ISBN #: 978-0062330260
Page Count: 352
Copyright: February 3, 2015
Publisher: William Morrow
(Taken from Amazon)
A sophisticated writer whose creative genius is unparalleled, Gaiman entrances with his literary alchemy, transporting us deep into the realm of imagination, where the fantastical becomes real and the everyday incandescent. Full of wonder and terror, surprises and amusements, Trigger Warning is a treasury of delights that engage the mind, stir the heart, and shake the soul from one of the most unique and popular literary artists of our day.
Confession: I've never read a Neil Gaiman book before.
I've seen all the fandom comments about his works, but I've never jumped on the bandwagon. When I was offered a chance to review his latest, TRIGGER WARNING, I figured now was my opportunity to see what all the fuss was about. And, if I didn't like it, at least I didn't pay for the book. So, it was with great anticipation that I read ...
If you don't know what the phrase "trigger warning" means, it is a caution to people. It mentally prepares them that something they encounter (i.e. images, ideas, a book, a program) could upset them and trigger flashbacks or anxiety or terror. In his Introduction, Neil Gaiman wondered if someone would one day put a trigger warning on his fiction ... so he decided to do it first.
The book is a hodgepodge of ideas and genres. The same theme does not run throughout and I like that. It gave me the perfect sampling of Gaiman's literary creativeness that helped me to decide whether or not he's worth another read. I'll cover a few of TRIGGER WARNING's stories in this review but you'll have to read the book for yourself if you want an opinion on all of them.
The Thing About Cassandra was the first story that intrigued me and made me want to know more. You begin reading about Stuart and then finish up with Cassandra. It's a constant tug-o-war wondering who's real and who isn't until you get to the end, then you're just left wondering what the heck happened and how. What abilities does the last person standing have and how did they get them? Are they cursed? Are they good or evil? Are they lonely or do they prefer to live this way?
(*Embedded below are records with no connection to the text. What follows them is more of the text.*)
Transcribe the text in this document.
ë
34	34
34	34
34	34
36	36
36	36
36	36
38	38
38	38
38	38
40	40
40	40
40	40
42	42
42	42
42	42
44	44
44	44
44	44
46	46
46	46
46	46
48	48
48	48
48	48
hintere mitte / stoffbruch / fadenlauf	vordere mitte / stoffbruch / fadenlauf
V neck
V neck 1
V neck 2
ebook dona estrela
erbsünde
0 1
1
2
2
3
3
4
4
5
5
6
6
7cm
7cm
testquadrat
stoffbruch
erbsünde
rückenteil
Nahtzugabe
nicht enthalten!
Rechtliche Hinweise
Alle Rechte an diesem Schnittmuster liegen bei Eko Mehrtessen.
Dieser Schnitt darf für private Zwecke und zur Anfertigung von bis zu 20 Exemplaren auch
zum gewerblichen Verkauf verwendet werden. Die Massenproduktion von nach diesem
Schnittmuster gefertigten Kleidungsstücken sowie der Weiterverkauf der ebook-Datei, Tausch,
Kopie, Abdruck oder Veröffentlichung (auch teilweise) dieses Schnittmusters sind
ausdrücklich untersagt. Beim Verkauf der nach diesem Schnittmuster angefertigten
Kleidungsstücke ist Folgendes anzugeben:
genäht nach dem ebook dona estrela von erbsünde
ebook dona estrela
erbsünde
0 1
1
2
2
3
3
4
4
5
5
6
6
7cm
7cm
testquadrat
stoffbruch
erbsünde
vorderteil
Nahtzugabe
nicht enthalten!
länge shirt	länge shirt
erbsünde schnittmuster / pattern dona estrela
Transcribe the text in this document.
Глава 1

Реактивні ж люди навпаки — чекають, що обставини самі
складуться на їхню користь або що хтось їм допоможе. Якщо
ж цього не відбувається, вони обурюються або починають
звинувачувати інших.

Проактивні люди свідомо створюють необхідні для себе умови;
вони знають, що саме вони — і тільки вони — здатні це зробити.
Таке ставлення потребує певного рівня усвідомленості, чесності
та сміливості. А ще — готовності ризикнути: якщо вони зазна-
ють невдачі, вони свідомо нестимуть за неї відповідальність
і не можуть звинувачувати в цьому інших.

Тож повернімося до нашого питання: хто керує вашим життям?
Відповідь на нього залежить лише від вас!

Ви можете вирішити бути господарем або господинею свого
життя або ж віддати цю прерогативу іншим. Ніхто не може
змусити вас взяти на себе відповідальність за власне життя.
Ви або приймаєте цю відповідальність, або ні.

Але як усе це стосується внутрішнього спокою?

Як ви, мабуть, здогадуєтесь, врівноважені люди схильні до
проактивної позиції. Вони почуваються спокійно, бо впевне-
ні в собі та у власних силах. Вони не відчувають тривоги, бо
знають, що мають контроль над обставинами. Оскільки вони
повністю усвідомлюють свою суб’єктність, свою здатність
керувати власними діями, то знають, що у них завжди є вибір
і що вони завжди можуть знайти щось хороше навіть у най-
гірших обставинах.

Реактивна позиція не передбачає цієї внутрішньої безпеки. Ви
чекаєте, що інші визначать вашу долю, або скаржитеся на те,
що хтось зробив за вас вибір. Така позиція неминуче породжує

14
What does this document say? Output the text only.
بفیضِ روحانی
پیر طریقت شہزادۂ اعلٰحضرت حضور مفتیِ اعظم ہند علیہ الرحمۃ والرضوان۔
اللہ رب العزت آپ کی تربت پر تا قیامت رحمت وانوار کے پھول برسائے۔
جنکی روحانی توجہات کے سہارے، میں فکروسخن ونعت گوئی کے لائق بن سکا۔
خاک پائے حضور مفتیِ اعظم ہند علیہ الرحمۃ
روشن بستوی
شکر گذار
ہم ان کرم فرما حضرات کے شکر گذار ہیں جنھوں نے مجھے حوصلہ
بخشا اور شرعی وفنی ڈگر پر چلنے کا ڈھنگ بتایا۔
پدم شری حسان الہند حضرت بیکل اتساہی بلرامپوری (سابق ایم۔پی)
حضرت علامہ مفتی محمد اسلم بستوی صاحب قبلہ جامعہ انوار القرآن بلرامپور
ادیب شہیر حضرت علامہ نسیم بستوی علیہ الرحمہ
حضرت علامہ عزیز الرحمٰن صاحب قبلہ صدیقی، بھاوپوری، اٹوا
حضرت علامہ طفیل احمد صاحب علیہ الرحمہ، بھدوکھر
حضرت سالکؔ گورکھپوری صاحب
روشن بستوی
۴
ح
It was good to visit my old friend Holmes in The Case of Death and Honey. It was a classic, seemingly unsolvable whodunit, with just a slight twist of difference and originality. Holmes, of course, shined bright and solved the case - and is now on a mission to find Watson before it's too late.
I've never thought about what it'd be like to visit a holy city. Will the overwhelming religious vibrations affect how you think and act? Will the past come crashing down on you changing the very person you are? In Jerusalem, Gaiman explores what changes visiting a holy city might make on a person's psyche and, in turn, their behavior.
Finally, my favorite of the bunch, Feminine Endings. It begins as a love letter. The writer's adoration of his love is apparent. The sweetness of the letter turns questionable partway through. Does the recipient even know the writer? Have the two ever interacted? Towards the end, the writer seems a bit stalkerish and unstable. It's quite disturbing how, throughout the course of one letter, a person can appear innocent and sane only to end up scary and avoidable. I loved it.
I didn't care for all of the stories in this anthology, but I think that's the beauty of something like this. You don't have to like all of selections. It did give me enough insight into who Neil Gaiman is as a writer to know that I would love to give another of his darker novels a chance. I'm not quite on the bandwagon but my foot is on the step. =)
*A hardcopy was provided by the publisher in exchange for an honest review.